Wir haben viel Zeit. Wir haben Zeit, die Kroch Bücher zu lesen und in alte Geschichten und vergessene Biographien einzutauchen. Mehr Zeit, als wir ohne Corona hätten, wenn jeder ununterbrochen mit seinem eigenen Leben beschäftigt wäre…
Eintrag 3
Von Lilly….Man klappt den Laptop auf, um verzweifelt den aktuellsten Link zum Zoommeeting im voll gestopften E-Mailfach zu finden. Ein Klick und einen Moment später schaut man in ca. 20 Gesichter mit den unterschiedlichsten Gesichtsausdrücken. Müde, gelangweilt, belustigt, abwesend, konzentriert, heiter und engagiert. Denn obwohl wir alle am selben Projekt teilnehmen, reagieren wir doch unterschiedlich auf die Ausgangsbeschränkungen und sind unterschiedlich stark von Corona betroffen. Manche von uns sind schon wieder in der Schule. Auch wenn sich Schule nicht wie Schule anfühlt und man nebenbei noch das Homeschooling bestreiten muss. Andere arbeiten wieder oder manche sind einfach immer noch zu Hause. Gerade jetzt ist TheatervereinK eine willkommene Abwechslung und ein nötiger Ausgleich zum verqueren Alltag. Die Kombination aus Theater, Tanz, Musik und Medien verschönert den Tag und erfordert auch mehr als nur die bloße Teilnahme. Besonders das Tanzen hilft dabei die Energie loszuwerden, die sich in der langen Zeit zu Hause ansammelt. Auch wenn man vorher jedes Mal aufs Neue die Wohnung nach einem passenden Plätzchen durchsuchen muss.

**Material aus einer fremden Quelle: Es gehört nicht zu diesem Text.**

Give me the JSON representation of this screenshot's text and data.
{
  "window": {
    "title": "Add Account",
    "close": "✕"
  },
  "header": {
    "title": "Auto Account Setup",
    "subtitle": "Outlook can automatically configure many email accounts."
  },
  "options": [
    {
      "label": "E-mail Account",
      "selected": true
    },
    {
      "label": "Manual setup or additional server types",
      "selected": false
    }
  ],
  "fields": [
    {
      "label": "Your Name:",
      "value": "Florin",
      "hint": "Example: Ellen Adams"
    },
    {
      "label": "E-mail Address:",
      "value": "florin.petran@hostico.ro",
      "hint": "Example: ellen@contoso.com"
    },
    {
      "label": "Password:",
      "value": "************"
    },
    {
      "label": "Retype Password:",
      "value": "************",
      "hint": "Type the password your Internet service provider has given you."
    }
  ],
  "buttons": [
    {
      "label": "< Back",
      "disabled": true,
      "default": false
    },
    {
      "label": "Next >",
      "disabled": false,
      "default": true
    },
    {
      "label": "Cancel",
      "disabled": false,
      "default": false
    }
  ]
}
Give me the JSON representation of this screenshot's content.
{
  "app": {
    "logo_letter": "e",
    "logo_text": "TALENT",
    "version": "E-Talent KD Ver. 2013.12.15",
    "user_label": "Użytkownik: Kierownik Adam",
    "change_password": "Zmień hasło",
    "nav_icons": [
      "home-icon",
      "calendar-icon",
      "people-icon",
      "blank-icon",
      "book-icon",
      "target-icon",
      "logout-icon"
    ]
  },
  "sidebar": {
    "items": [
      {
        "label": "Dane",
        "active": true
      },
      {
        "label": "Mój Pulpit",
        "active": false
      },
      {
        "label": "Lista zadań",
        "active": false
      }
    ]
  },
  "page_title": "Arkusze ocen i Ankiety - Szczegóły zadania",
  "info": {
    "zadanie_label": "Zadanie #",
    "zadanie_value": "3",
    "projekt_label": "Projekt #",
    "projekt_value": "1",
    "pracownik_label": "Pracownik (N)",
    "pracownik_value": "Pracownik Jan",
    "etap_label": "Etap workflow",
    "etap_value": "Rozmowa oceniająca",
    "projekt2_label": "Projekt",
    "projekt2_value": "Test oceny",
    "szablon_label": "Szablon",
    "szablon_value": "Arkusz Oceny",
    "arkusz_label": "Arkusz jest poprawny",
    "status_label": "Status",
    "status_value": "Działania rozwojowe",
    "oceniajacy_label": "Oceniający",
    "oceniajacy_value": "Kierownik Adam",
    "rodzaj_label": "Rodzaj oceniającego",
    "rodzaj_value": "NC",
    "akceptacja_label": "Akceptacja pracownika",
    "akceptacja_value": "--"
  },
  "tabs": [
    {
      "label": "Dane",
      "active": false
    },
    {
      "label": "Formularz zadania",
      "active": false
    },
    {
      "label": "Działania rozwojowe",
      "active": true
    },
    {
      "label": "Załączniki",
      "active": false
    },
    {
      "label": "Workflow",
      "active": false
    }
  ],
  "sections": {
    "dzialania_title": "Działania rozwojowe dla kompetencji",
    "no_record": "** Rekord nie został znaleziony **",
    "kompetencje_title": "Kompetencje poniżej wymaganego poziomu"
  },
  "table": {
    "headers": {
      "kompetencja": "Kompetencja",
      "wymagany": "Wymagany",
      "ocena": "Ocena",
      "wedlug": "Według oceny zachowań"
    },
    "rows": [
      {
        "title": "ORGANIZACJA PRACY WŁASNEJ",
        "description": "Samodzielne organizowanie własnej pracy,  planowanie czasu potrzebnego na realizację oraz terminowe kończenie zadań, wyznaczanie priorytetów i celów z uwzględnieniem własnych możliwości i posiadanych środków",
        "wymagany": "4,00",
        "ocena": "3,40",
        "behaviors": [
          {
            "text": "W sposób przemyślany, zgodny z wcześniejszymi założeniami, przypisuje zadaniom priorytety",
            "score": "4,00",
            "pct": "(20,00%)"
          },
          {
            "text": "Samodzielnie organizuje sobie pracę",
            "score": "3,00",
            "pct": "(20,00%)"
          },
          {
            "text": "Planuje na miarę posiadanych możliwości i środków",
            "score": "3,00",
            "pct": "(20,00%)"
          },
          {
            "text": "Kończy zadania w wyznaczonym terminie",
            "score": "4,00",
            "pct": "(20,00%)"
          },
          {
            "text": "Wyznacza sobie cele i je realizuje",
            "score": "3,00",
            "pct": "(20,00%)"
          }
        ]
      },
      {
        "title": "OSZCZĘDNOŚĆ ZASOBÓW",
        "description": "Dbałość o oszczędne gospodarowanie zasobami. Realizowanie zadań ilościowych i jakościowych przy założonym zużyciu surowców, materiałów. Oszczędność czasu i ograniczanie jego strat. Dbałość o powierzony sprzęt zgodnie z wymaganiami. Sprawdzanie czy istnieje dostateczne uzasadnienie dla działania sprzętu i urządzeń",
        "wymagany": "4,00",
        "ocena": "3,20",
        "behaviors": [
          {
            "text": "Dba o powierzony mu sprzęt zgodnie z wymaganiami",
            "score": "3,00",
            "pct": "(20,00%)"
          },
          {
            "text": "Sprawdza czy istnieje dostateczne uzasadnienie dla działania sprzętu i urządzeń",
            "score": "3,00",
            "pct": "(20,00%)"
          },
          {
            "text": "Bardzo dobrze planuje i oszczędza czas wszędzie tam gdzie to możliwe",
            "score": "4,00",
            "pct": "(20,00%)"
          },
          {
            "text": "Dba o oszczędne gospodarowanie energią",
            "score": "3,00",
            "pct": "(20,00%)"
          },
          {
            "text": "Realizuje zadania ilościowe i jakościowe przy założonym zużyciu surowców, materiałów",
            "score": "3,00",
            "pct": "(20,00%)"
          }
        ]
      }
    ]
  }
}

Obwohl wahrscheinlich keiner damit gerechnet hat, dass die Proben für unser diesjähriges Projekt so anders verlaufen würden, meistert es das Team erstaunlich gut und schafft es, weiterhin Kreativität und Lebensfreude durch die Kamera zu transportieren.
Eintrag 4
Von Clara……Diesen Mittwoch habe ich mir extra unser Arbeitszimmer reserviert. In meinem Zimmer scheint die Sonne nämlich um die Zeit sehr hell, sodass man im Bildschirm keine Person, sondern nur noch ein undefinierbares Etwas erkennen kann.
Bedacht habe ich bei meiner Reservierung nicht, dass im Arbeitszimmer ein Fenster zum Nachbarhaus hinausgeht.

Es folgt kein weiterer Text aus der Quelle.